Siegel advocates for public release of presidential candidate health records. Siegel reviewed the medical records of Senator John McCain during his 2000 presidential campaign, among others. In September 2016, Siegel urged then-candidates Hillary Clinton and Donald Trump to release their health records, noting Trump's weight and diet created risks regarding his ability to serve. In Fox News appearances during the 2016 U.S. presidential campaign, he urged the release of health records of candidate Hillary Clinton, in order to evaluate her physical fitness for office.

In a USA Today opinion piece published April 2015, Siegel compared the public release of Senator John McCain's health records during his presidential campaign to Secretary Clinton's refusal to release hers. A further piece also published in April, this time in the Washington Times, repeated similar comparisons to past candidates’ disclosures.

Siegel has repeatedly ridden with President George W. Bush in his Warrior 100k annual three-day mountain bike ride, where they discussed the role of endurance exercise in healing physical wounds
and behavioral challenges.

In 2018, Barbara Bush entered hospice after ceasing aggressive treatment for lung and heart disease. Siegel said her choice showed "fortitude [and] courage." Similarly, when President Carter entered hospice care in 2023, Siegel discussed the legacy left by Carter as well as the opportunity to educate the public regarding palliative care.

===Mind-body connection and healing===
The mind-body problem refers to the challenge of reconciling neuro-physiology and consciousness in the human mind and brain. In The Inner Pulse: Unlocking the Secret Code of Sickness and Health (2011), Siegel describes medical miracles and posits a perceptible but ineffable and immeasurable "essential life force" "where the physical and the spiritual combine," advising readers to engage in practices to strengthen and focus it for use in overcoming disease and healing. It was reviewed in Publishers Weekly as "an intriguing approach to the mind/body conundrum."
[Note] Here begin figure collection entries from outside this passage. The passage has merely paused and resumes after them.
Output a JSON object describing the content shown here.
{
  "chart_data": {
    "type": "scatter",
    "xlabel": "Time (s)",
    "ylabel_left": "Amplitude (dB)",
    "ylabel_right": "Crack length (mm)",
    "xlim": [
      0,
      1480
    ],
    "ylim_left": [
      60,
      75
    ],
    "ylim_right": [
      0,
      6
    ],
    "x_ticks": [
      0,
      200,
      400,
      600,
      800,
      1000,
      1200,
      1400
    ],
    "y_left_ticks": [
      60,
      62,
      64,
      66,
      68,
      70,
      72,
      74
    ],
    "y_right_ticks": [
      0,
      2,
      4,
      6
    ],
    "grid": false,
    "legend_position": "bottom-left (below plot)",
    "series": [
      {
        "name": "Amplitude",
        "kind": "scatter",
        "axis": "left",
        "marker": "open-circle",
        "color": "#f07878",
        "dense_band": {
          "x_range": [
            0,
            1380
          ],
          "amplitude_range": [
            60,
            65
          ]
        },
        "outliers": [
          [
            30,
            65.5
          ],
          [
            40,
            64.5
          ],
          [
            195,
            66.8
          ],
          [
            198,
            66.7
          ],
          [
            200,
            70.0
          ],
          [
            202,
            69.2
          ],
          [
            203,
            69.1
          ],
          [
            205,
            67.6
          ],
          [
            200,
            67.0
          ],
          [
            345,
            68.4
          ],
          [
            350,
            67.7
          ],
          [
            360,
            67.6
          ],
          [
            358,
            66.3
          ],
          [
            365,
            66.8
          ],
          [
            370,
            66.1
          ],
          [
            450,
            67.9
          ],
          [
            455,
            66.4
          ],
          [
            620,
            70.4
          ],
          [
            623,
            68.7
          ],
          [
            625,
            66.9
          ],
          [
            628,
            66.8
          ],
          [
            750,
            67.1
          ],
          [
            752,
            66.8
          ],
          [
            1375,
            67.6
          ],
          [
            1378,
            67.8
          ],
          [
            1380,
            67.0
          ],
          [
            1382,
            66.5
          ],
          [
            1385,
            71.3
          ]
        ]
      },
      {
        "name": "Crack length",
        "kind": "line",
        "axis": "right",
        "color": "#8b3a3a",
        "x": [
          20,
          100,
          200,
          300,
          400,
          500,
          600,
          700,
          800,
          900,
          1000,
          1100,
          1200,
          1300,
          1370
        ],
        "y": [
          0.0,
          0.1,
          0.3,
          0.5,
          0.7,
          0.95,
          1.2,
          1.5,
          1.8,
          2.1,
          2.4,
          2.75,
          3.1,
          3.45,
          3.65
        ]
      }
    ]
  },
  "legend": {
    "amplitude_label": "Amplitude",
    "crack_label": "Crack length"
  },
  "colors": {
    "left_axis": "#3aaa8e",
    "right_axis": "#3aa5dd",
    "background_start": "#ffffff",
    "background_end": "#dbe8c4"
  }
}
===Host of Doctor Radio Reports on SiriusXM===
Siegel has hosted the SiriusXM radio show Doctor Radio Reports twice a week since March 2020, focusing on the impact of the COVID-19 pandemic and the efficacy of public health efforts to neutralize it. He is the medical director of Doctor Radio.

=== Teen Pregnancy ===
Siegel appeared on Fox News and suggested the decline in teen pregnancies is a problem because it is having a negative impact on the US birth rate. He claimed “the problem is teens and young adults from ages 15 to 19, the fertility rate is down 7 percent, and it’s down 70 percent over the last two decades, meaning we’re telling people that are young not to have babies, to wait until they’re in a more stable life situation, until they’re more financially secure. Maybe they haven’t found the right partner.”

==Personal life==
Siegel was born on June 15, 1956, in New York City. He is married to Ludmilla Luda Siegel, who is a physician and neurologist. They have three children.

Siegel is Jewish and cites the Oath of Maimonides as a medical ethics influence.